Die großen Energiekonzerne erhalten Zuspruch von unerwarteter Seite. Mit einem Gastbeitrag in der Frankfurter Allgemeinen Zeitung (F.A.Z.) hat sich der ehemalige Vorsitzende der Linkspartei (PDL) Oskar Lafontain zu Wort gemeldet. Windräder würden die Ästhetik der Umwelt zerstören und sogar zu einem höheren Ausstoß von Kohlendioxid führen, meint Lafontaine. Es sei an der Zeit, „die Stromerzeugung durch „Stahlkolosse”, die eine Gesamthöhe von zweihundert Metern erreichen können, zu beenden.” Außerdem erzeuge man in Deutschland nur sehr wenig Energie mit Wind, was deshalb nicht rechtfertigen könne, noch mehr Kulturlandschaften unter die Räder kommen zu lassen.
Der Ausbau der Windenergie sei ein „extremes Beispiel für das sinnliche Barbarentum der Geldmacherei, die sich als Energieökologie maskiert”. Die Windkraftbranche habe, wenn es um die Käuflichkeit von politischen Entscheidungen geht, viel von der Wirtschaftslobby gelernt. „Im harmloseren Fall werden Zuschüsse an Kindergärten oder Sportvereine in Aussicht gestellt, um die Genehmigung eines Landrates, Bürgermeisters, Gemeinderates oder Ortsrates zu erreichen. Bis die Bürger von diesen Vorgängen Kenntnis erhalten, ist es oft zu spät, da das Genehmigungsverfahren schon zu weit fortgeschritten ist.” Der Ausweg sei, einen Bürgerentscheid über die Errichtung von Windrädern verbindlich zu machen.
Bisher spiele die Windenergie beim Primärenergieverbrauch nur eine untergeordnete Rolle, so Lafontaine. Das Bundesministerium für Wirtschaft und Technologie gibt einen Anteil von 1,3 Prozent an. „Und dafür sollen wir unsere Kulturlandschaft zerstören”, fragt er weiter und täuscht dabei den Leser. Denn er vermischt, was nicht zusammen gehört.
Im Primärenergieverbrauch fließen die Werte der Stromerzeugung, des Verkehrs und der Bereitstellung von Wärme zusammen. Windenergie spielt derzeit vor allem nur in der Stromproduktion eine Rolle. Im Verkehr und für die Wärme werden weiterhin fast ausschließlich fossile Brennstoffe genutzt und sie sind deshalb schon stärker im Primärenergieverbrauch repräsentiert.

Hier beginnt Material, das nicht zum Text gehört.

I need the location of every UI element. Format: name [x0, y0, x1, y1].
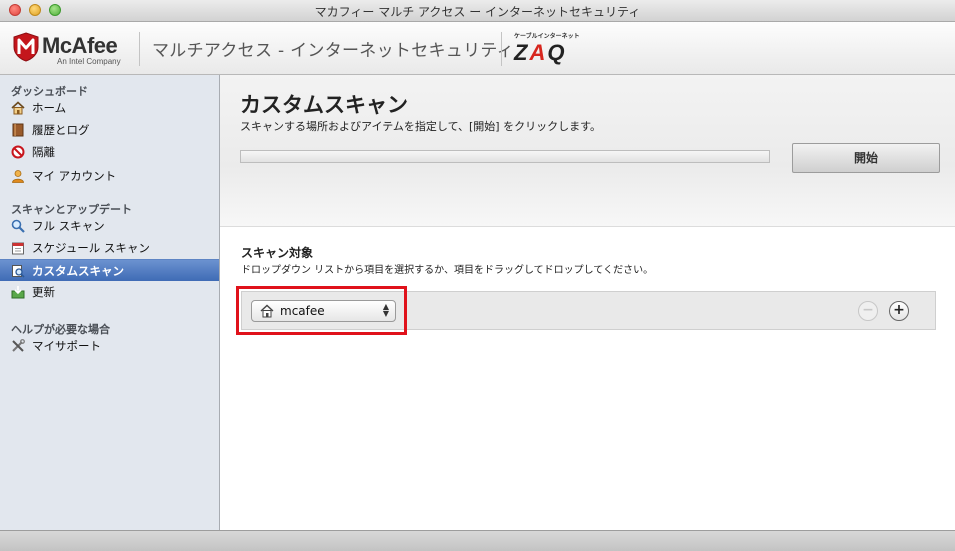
- tools-icon: [12, 339, 25, 352]
- user-icon: [12, 170, 24, 183]
- sidebar-item-my-account[interactable]: マイ アカウント: [0, 165, 219, 187]
- window-title: マカフィー マルチ アクセス ー インターネットセキュリティ: [314, 5, 641, 19]
- sidebar-item-label: 隔離: [32, 145, 55, 159]
- mcafee-shield-icon: [13, 32, 39, 62]
- zaq-caption: ケーブルインターネット: [514, 33, 580, 40]
- sidebar-item-my-support[interactable]: マイサポート: [0, 335, 219, 357]
- sidebar-item-label: マイ アカウント: [32, 169, 117, 183]
- window-titlebar: マカフィー マルチ アクセス ー インターネットセキュリティ: [0, 0, 955, 22]
- remove-target-button[interactable]: −: [858, 301, 878, 321]
- product-name: マルチアクセス - インターネットセキュリティ: [152, 41, 514, 61]
- sidebar-item-label: ホーム: [32, 101, 67, 115]
- custom-scan-icon: [12, 265, 25, 278]
- page-description: スキャンする場所およびアイテムを指定して、[開始] をクリックします。: [240, 120, 601, 133]
- book-icon: [12, 123, 24, 137]
- sidebar-item-scheduled-scan[interactable]: スケジュール スキャン: [0, 237, 219, 259]
- header-divider: [501, 32, 502, 66]
- sidebar-item-label: マイサポート: [32, 339, 101, 353]
- app-header: McAfee An Intel Company マルチアクセス - インターネッ…: [0, 22, 955, 75]
- start-button[interactable]: 開始: [792, 143, 940, 173]
- sidebar-item-label: カスタムスキャン: [32, 264, 124, 278]
- page-title: カスタムスキャン: [240, 93, 408, 117]
- scan-target-title: スキャン対象: [241, 246, 314, 260]
- header-divider: [139, 32, 140, 66]
- mcafee-logo-text: McAfee: [42, 33, 118, 58]
- magnifier-icon: [11, 219, 25, 233]
- sidebar-item-label: 更新: [32, 285, 55, 299]
- add-target-button[interactable]: +: [889, 301, 909, 321]
- sidebar-item-home[interactable]: ホーム: [0, 97, 219, 119]
- prohibited-icon: [11, 145, 25, 159]
- sidebar-item-update[interactable]: 更新: [0, 281, 219, 303]
- download-icon: [11, 286, 25, 299]
- scan-header-panel: カスタムスキャン スキャンする場所およびアイテムを指定して、[開始] をクリック…: [220, 75, 955, 227]
- annotation-highlight: [236, 286, 407, 335]
- sidebar-item-label: スケジュール スキャン: [32, 241, 150, 255]
- sidebar-item-quarantine[interactable]: 隔離: [0, 141, 219, 163]
- sidebar-item-label: 履歴とログ: [32, 123, 90, 137]
- sidebar-item-full-scan[interactable]: フル スキャン: [0, 215, 219, 237]
- sidebar-item-custom-scan[interactable]: カスタムスキャン: [0, 259, 219, 281]
- window-statusbar: [0, 530, 955, 551]
- sidebar: ダッシュボード ホーム 履歴とログ 隔離 マイ アカウント スキャンとアップデー…: [0, 75, 220, 530]
- sidebar-item-history[interactable]: 履歴とログ: [0, 119, 219, 141]
- sidebar-item-label: フル スキャン: [32, 219, 105, 233]
- scan-target-description: ドロップダウン リストから項目を選択するか、項目をドラッグしてドロップしてくださ…: [241, 265, 654, 276]
- calendar-icon: [12, 242, 24, 255]
- scan-progress-bar: [240, 150, 770, 163]
- mcafee-logo-subtitle: An Intel Company: [57, 57, 121, 66]
- zaq-logo: ZAQ: [514, 40, 567, 65]
- home-icon: [11, 101, 25, 115]
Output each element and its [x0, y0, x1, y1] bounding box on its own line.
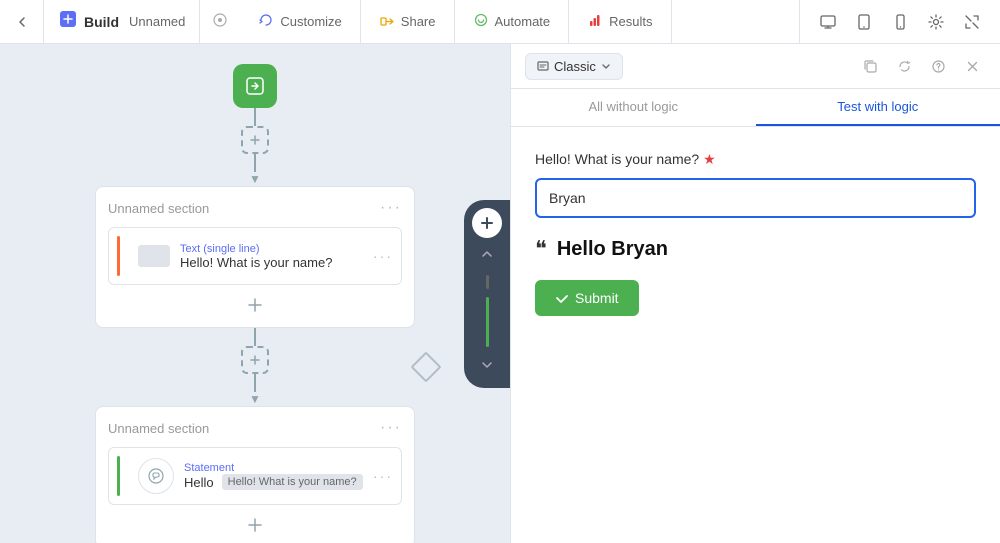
section-1-title: Unnamed section: [108, 201, 209, 216]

Hinzu kommt, dass die Energiegewinnung aus fossilen Energieträgern mit einem recht geringen Wirkungsgrad erfolgt. Das Umweltbundesamt gibt an, dass der Wirkungsgrad von Atomkraftwerken gerade einmal bei 33 Prozent liegt. Bei Kohlekraftwerken schwankt er zwischen 35 Prozent und bei den modernsten bei 45 Prozent. Während bei Windkrafträdern ein Wirkungsgrad von 100 Prozent angenommen wird. Die aufgewendete Energie, die sich im Primärenergieverbrauch widerspiegelt, ist deshalb bei fossilen Energieträgern deutlich höher als die der Windkraftanlagen.
Um den Primärenergieverbrauch zu senken, wäre es logisch, den Ausbau der Windkraft stärker zu fördern. Aber das will Lafontaine nicht, da die Windkraftanlagen sein ästhetisches Empfinden beeinträchtigen.
Ob es sinnvoll ist, die Bürger via Bürgerentscheid darüber entscheiden zu lassen, ob in ihrer Kommune Windräder errichtet werden, ist fraglich. Einerseits kommt immer wieder zum Ausdruck, dass die Menschen zwar die Energiewende wollen, aber nicht unbedingt vor der eigenen Haustür. So gründen sich immer wieder Bürgerinitiativen, die den Bau von Windkraftanlagen verhindern wollen und dabei genauso argumentieren wie Lafontaine. Andererseits ändert es nichts an dem Problem, dass die Energiewende zum lukrativen Geschäft gemacht wird und nur wenige – vor allem Konzerne – profitieren.
Wir wollen die Energiewende und messen der Windenergie eine große Rolle bei. Sie kann aber nur gelingen, wenn sich nicht Konzerne an ihr bereichern. Bürger und Kommunen sollen Genossenschaften bilden, die sich vor Ort um den Ausbau bemühen und auf diesem Weg einen größeren Anteil an den Einnahmen bekommen.